This Michigan Winter

An Essay in Pathetic Fallacy

The buzz of the alarm clock pierces the dream in which she is happy and loving and loved. Loath to leave that beautiful house by the ocean with its sensational glass front from which she can see the road to her childhood home, where the beautiful navy and silver of the Atlantic and the brilliant azure and gold of the Indian Oceans fluidly melt into each other… loath to abandon the house she did not ever hope to own, she shuts the alarm off and goes home again.

But the day will have its way. Rise, she ultimately must, however reluctantly. She sits up in bed. What would have been a sob in another person is a sigh that greets her reality. A universe of grey. Grey skies and brown snowbanks. Leaden feet grope towards the ground. Reality.

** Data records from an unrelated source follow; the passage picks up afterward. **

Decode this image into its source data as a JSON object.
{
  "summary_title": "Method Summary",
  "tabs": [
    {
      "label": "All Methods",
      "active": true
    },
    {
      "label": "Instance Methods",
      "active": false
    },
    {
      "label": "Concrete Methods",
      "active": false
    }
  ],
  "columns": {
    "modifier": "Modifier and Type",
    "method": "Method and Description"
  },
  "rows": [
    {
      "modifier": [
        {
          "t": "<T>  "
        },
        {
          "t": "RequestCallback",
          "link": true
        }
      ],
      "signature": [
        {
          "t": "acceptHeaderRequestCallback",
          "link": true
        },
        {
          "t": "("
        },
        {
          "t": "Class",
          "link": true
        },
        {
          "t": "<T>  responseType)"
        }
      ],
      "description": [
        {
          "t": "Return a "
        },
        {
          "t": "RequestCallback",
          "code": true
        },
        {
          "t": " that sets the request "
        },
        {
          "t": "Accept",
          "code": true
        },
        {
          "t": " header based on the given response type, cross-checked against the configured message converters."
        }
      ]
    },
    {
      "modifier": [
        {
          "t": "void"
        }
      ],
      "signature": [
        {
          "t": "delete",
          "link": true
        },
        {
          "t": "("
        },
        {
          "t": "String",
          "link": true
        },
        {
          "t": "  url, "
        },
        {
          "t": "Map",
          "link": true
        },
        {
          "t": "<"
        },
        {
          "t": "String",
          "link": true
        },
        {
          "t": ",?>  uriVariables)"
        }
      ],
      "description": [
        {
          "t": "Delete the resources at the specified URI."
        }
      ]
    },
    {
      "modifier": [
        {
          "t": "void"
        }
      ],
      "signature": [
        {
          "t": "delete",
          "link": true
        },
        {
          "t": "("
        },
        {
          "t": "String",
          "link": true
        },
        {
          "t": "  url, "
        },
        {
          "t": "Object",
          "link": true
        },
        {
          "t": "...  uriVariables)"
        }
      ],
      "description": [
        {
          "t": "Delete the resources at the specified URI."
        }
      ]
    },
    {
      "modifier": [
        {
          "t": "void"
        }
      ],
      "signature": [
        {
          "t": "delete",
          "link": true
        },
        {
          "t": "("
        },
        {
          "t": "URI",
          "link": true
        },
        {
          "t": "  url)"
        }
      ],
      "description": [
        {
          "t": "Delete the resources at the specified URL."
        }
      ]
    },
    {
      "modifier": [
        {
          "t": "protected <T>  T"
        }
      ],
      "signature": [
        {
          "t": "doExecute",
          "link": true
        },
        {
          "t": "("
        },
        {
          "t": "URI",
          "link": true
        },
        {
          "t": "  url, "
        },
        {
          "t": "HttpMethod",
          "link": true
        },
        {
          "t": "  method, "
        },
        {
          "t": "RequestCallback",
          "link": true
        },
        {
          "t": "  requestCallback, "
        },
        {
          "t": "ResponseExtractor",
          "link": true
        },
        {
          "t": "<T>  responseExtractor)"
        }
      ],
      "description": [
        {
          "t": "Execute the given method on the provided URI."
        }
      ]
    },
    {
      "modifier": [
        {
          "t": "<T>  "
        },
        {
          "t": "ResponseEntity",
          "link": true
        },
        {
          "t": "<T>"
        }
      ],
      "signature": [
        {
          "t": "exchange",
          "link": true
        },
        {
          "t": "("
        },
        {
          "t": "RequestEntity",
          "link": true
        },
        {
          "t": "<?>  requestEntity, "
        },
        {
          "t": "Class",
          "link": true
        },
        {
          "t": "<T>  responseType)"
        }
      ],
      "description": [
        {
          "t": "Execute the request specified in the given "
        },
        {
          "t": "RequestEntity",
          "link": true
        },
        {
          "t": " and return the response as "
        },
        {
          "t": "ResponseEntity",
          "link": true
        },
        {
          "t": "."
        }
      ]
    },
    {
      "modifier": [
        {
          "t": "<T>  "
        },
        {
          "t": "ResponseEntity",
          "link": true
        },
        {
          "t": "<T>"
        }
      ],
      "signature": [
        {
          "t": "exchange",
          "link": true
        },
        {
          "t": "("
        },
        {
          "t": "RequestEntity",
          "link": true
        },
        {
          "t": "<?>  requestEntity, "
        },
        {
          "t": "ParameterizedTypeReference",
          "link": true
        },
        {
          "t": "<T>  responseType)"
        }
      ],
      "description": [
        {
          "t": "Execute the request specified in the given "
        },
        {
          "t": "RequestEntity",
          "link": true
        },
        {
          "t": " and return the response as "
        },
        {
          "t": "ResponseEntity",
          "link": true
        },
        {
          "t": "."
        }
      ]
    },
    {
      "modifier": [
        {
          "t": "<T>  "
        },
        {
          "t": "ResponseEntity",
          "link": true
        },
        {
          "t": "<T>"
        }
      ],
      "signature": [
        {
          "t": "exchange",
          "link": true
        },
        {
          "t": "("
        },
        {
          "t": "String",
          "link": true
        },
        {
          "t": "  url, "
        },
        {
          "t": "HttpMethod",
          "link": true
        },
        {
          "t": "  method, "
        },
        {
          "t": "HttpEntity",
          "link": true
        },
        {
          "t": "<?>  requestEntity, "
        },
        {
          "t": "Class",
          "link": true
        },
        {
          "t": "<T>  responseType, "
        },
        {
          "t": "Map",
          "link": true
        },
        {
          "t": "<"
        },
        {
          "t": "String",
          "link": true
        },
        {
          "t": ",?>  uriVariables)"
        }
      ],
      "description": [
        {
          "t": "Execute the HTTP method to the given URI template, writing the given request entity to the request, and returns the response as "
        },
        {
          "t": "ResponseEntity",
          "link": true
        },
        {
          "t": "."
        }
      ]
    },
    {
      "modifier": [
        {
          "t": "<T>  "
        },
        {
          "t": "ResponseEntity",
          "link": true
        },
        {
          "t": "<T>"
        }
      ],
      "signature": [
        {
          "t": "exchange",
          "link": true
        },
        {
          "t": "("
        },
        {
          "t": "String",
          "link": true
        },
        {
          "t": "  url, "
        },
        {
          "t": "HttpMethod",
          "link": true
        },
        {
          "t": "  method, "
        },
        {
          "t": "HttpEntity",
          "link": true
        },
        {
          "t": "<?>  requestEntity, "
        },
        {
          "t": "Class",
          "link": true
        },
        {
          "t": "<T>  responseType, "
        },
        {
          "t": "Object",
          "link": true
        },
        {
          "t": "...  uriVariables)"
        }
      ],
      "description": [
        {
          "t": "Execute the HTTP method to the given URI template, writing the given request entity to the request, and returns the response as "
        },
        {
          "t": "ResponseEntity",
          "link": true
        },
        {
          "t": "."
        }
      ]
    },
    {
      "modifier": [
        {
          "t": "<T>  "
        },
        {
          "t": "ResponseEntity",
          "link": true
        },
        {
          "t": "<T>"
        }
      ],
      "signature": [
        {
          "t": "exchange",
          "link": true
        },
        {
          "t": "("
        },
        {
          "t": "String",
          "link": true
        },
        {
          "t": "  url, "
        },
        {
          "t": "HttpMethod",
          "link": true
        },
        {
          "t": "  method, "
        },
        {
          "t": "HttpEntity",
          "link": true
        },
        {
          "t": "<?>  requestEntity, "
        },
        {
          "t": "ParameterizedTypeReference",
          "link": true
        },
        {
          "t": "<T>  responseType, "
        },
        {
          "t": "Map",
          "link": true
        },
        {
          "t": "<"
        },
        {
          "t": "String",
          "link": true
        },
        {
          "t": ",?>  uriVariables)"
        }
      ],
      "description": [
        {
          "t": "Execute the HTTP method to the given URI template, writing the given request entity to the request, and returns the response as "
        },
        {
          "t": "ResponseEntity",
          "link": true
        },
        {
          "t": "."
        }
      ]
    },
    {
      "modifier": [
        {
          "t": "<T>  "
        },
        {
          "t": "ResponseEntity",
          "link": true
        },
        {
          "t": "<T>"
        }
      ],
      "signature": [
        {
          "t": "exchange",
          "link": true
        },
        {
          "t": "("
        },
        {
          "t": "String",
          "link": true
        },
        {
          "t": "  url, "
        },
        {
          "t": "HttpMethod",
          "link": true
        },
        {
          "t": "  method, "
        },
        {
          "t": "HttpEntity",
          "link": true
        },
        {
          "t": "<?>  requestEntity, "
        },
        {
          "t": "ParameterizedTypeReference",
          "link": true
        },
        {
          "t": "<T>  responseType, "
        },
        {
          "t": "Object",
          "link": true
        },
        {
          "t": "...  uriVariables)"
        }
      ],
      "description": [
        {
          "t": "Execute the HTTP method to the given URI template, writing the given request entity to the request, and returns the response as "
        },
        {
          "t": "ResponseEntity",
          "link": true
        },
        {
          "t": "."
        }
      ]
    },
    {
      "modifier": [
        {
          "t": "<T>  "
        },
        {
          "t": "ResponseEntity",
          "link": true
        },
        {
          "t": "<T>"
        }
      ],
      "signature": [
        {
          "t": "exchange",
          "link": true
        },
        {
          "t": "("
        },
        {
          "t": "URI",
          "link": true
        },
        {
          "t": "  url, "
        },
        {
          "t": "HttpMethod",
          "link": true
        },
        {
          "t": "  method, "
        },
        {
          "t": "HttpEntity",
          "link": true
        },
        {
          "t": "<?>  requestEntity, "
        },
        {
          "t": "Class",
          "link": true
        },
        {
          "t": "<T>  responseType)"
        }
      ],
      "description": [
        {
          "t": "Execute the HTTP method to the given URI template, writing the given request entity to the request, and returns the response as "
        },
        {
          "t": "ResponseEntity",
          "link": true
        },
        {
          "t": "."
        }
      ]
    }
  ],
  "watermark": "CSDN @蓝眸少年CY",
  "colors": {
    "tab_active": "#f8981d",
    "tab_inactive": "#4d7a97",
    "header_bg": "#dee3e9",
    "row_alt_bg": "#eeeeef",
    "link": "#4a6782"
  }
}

The face that greets her in the mirror is tired. Her myopic eyes see every blemish clearly. Strands of grey in her hair reflect the winter in her heart. The dead of winter, dead in her heart.

Dragging herself out to work, she braces against the cruelty of the prairie winds. Cutting her to shreds like words. Chilling her like the snubs of those whose task it is to judge her value. But, not so cutting, not so cold, she thinks. Dare she trust the very ground upon which she treads?

Garden of Snow
(c) Swarna Rajagopalan, 1999

Ahead of her, a sheet of white snow stretches. It looks soft and fluffy, as though it would welcome and envelope her every step. Her boot-clad feet yearn to sink right in. But the tracks left by cars that have already driven that way have parted the fresh snow, and as the gaps they have forged catch a stray ray of the elusive winter sun, they glint. Ah, treacherous snow! Stretching its arms out in invitation only to tempt her into a fall.

Weary even before she embarks on her journey, she takes each step with deliberation. Her coat gets heavier on her with every yard she walks. Heavy and stifling, but unable to keep out the iciness that rises from the base of her spine and settles around her heart. Choking with grief, she feels her cheeks warm and her nose redden. Her glasses fog and thaw, fog and thaw, as she goes in and out of central heating. She cannot tell the difference though because tears obscure the view anyway. And the ice grips her heart too tight to feel any warmth.

Red Cedar, Grey
(c) Swarna Rajagopalan, 1999

Frozen. Yes, frozen is the perfect description. Frozen like a life on ice, waiting for the perfect moment to be lived. Frozen, like the frigidity that she feels permeating even the warmest greeting she receives.

The tears that she is fighting back block her nose. Now she cannot breathe. Mouth slightly open to inhale, she encounters the cold frontally in her throat, which catches and hurts for the choked tears and the nippy air. Unable to breathe, unable to live. Bearing her life as a burden equal to her heavy coat, she cowers down. Every step is a calculated move, every breath a gasp for air.

The effort is too much. The emotion overwhelms her, and in that moment’s distraction, she loses her balance. As her body feels the impact of the ground, she loses the will to pick herself up. Silently whimpering, she wants to surrender to the inertia that stakes its claim so persuasively. Getting up, getting warm, getting moving are so hard. Cushioned by her coat, her body is shaken but unhurt. Her heart is on the brink, however. Again, tears. Those tears that are now everywhere.

A passer-by stops to enquire, and she sends him away with a shake of her head. Let no one see her abject misery. He turns around a couple of times, but her very stillness is a fortress.

Bruised. That is how she feels. A raw, fresh bruise that hurts with every passing whiff and every movement in its vicinity. Ouch. Aah. Careful. Everything hurts. Help hurts and neglect hurts too.

For the second time in one morning, she picks herself up against every entreaty her heart makes and she moves on. Surely, she deserves a prize for this?

Red Cedar, Cotton and Glass
(c) Swarna Rajagopalan, 1999

Ice on the ground. Grey in the sky. Brown snowbanks and deceiving stretches of new snow. Sheets of glass for water. Not a single reason to go on. Alone. Unable to see ahead.

She puts her bags down at her desk, and securing the door behind her, finally gives in to the tears that have been welling up within her. But even those tears fail her. She shakes and moans in a valiant attempt to release all the sadness within her. Anger has swallowed it whole. And fear, in turn, has deluged the anger. Full of feeling and emptied of expression, she stares out into the yard.

Blankly, her eyes pass over the white and dirt surface, the yeti-like bootprints, the debris of human occupation in the form of food packets and cigarette butts, to the trees in the yard. Stripped and cold, their branches try to cover themselves in snow for warmth. Like limbs too long for a blanket, twigs stick out bare. And benumbed. And bearing buds.

Buds! Suddenly, the glass in her eyes yields to interest. Her limbs thaw, readying themselves to move. Her heart lifts, splutters and starts. She is ready to drag herself through another depressing and pointless winter day.